By
Ariana Díaz Celma

Dior, Hermès, Louis Vuitton or concept store Colette have fallen at their feet. Wanda Barcelona, a studio design specializing in paper and cardboard installations, real origami wonders taken a step further. This kind of millimeter craftsmanship is the works of architect Inti Vélez, designer Daniel Mancini and artist Iris Joval. We spoke to Inti, one of the thirds of this company that claims the role of paper as a 100% art form?

Wanda has worked for brands such as Dior, Hermès, Louis Vuitton or Colette

Wanda is a company that works around the world but was born in Barcelona. How did you project come about?

One day I was having a drink with my friend Aida and, as we talked, I used to do origami. She was working in event production agency and told me she had to do something related to paper. It seemed somewhat anecdotal back then, but now this is what we do.

How did the project develop?

When Daniel and I met many years ago we were fascinated with paper. We don’t really know how but projects started coming up using paper and cardboard only. I was working as a visual merchandiser for Biosca & Botey and he was working as a waiter while he was studying design. When we finished work, we used to meet at my place to produce the orders for our first customers, among which were the Grupo Tragaluz, for which we did Christmas decoration, Casa Viva or B & B Italia. Iris came in the team later on. She worked with Daniel on a project at Massana. She worked with us in one of our projects and she stayed.

Weren’t you afraid to typecast as something very specific?

Yes, in fact we tried find other kind of projects to avoid stagnation, until we realized that specializing in the paper is what has made ??us strong.

What was the project that allowed you to take the leap and leave the rest?

It was thanks to the Barceló Raval. We signed a contract that allowed us to become independent. We made several cardboard sculptures and a video installation for the restaurant. After this, I don’t think we’ve had small projects anymore?

Is there one you feel particularly fond of?

Mmm… Yes. The Spanish Trade Development office chose us to represent the country in the New York Design Fair. We made a big fan made with 40 objects representing Spanish design, from example some of the Jaime Hayon pieces for Lladró.

“We recently commissioned with a project for the Cristian Dior Gardens in Japan, an exhibition showing photos and Dior jewelry”

How long does it take to finish a project?

It’s one month designing the project, two weeks for pre-production, one for pre-assembly and the night before setting the whole thing on-site. We have our own team of three people and up to 20.

You work especially for luxury brands, are they only ones that understand this craft?

Today there are two production methods, made ??in China or local / craft. The only people who understand the second are luxury brands. They’ve have always treated us as paper artists.

Tell us a couple of recent projects for luxury brands to understand what you’re saying?

We recently commissioned with a project for the Cristian Dior Gardens in Japan, an exhibition showing photos and Dior jewelry. We created the stenography. We have also made their jeweler window displays worldwide. Quite recently we also did the launch of the new Hermès tableware for boutiques around the world.

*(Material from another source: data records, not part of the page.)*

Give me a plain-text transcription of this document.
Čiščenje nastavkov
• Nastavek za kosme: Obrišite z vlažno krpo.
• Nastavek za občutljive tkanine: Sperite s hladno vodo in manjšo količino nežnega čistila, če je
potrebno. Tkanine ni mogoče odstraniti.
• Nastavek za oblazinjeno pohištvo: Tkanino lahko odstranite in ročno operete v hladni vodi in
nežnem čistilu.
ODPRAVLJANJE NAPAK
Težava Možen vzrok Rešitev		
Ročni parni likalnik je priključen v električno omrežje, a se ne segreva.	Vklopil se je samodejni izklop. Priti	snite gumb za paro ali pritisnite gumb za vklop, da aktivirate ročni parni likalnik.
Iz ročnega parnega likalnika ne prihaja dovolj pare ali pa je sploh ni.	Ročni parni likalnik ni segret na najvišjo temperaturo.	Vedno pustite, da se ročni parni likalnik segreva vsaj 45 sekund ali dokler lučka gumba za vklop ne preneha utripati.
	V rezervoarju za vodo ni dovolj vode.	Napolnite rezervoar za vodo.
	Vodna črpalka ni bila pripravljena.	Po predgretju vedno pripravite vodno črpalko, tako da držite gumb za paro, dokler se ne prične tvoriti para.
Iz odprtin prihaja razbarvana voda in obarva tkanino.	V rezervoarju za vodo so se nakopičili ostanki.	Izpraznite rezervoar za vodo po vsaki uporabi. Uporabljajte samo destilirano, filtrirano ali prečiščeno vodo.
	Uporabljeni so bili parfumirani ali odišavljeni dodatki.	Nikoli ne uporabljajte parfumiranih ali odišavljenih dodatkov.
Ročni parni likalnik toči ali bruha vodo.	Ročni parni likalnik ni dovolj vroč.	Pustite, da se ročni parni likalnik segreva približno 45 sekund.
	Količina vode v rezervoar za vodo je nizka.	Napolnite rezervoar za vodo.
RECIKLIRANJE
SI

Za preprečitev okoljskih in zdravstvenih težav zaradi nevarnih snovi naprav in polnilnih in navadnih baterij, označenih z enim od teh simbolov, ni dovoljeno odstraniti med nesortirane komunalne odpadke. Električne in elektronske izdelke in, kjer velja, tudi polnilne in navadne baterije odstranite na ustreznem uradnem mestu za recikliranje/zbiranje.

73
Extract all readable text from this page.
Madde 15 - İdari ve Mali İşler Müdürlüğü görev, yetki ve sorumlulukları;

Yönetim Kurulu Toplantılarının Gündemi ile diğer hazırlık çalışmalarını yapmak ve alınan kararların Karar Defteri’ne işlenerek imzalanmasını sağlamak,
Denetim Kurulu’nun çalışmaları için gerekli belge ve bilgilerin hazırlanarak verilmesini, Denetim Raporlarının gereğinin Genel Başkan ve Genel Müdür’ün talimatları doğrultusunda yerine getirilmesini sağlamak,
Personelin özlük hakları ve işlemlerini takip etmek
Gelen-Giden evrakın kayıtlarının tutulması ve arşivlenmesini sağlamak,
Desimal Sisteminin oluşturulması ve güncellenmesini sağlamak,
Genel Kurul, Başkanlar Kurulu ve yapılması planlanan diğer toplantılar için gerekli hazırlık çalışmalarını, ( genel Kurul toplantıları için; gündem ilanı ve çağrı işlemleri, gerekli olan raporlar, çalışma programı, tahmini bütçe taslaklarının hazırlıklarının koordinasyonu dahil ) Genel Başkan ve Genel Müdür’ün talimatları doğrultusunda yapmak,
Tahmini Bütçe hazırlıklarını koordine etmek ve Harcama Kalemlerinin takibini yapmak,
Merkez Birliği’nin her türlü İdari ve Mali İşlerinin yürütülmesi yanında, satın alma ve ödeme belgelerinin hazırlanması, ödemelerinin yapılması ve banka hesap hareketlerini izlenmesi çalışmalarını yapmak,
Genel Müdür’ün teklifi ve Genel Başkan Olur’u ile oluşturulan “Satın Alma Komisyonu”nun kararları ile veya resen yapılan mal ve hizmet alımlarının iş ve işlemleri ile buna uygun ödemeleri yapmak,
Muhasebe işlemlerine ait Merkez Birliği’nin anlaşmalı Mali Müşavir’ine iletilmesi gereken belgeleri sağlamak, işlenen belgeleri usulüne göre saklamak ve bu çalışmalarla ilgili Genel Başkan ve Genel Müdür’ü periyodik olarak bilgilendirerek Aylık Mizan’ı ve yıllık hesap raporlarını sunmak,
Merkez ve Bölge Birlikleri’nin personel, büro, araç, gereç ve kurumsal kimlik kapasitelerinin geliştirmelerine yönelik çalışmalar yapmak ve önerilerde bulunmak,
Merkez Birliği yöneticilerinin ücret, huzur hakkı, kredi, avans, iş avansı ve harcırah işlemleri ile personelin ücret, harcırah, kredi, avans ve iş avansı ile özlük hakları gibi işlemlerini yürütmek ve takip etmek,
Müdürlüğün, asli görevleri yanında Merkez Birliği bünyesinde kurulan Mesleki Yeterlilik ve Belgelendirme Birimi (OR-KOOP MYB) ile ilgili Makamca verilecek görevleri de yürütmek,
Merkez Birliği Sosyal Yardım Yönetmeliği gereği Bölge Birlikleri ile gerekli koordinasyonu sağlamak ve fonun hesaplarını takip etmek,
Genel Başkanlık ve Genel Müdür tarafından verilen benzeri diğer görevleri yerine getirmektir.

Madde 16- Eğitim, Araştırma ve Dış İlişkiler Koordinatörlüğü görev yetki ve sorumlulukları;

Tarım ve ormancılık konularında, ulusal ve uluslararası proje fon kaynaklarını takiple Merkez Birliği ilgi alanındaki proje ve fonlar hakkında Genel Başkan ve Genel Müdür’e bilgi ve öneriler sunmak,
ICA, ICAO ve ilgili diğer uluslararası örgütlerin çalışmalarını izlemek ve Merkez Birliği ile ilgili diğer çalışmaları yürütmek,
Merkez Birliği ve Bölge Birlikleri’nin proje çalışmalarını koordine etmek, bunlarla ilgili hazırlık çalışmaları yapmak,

How does such a traditional process translate into time?

We need to measure the stores one by one as they are never two alike. We send the project with instructions and they set it up there.

Artisan is also local?

Yes, it’s usually like that. We do all the handmade process ourselves and if we can buy what we need in a stationery store at the Raval we don’t go to Sarrià. Now we are taking advantage of the benefits of being known. They used to not pay attention to us, but now if we need certain kind of gold paper manufactured in Germany or another special one in Japan, they send it to us because they already know who we are.

We know a musician you can influence another artist and a photographer the work of another one. But in the case of origami, what references do you have?

We’re influenced by everyday life, by what happens in the world of fashion, in music trends… We try to read blogs every day, and if they’re about Scandinavian design even better. As for artists working with paper, we love Julian Vallñée (Montreal) long before we started with this. James Turell or Olafur Eliasson are also great.

Your favourite hotspots are?

El Raval in general, where our studio is located, and the Ciutadella Park.

You can’t stop listening to?

Future Islands.

You’d ban?

Fluorescent tubes and production in China.

You never thought you’d end up?

Living off paper

Good2b means?

Wanda Barcelona.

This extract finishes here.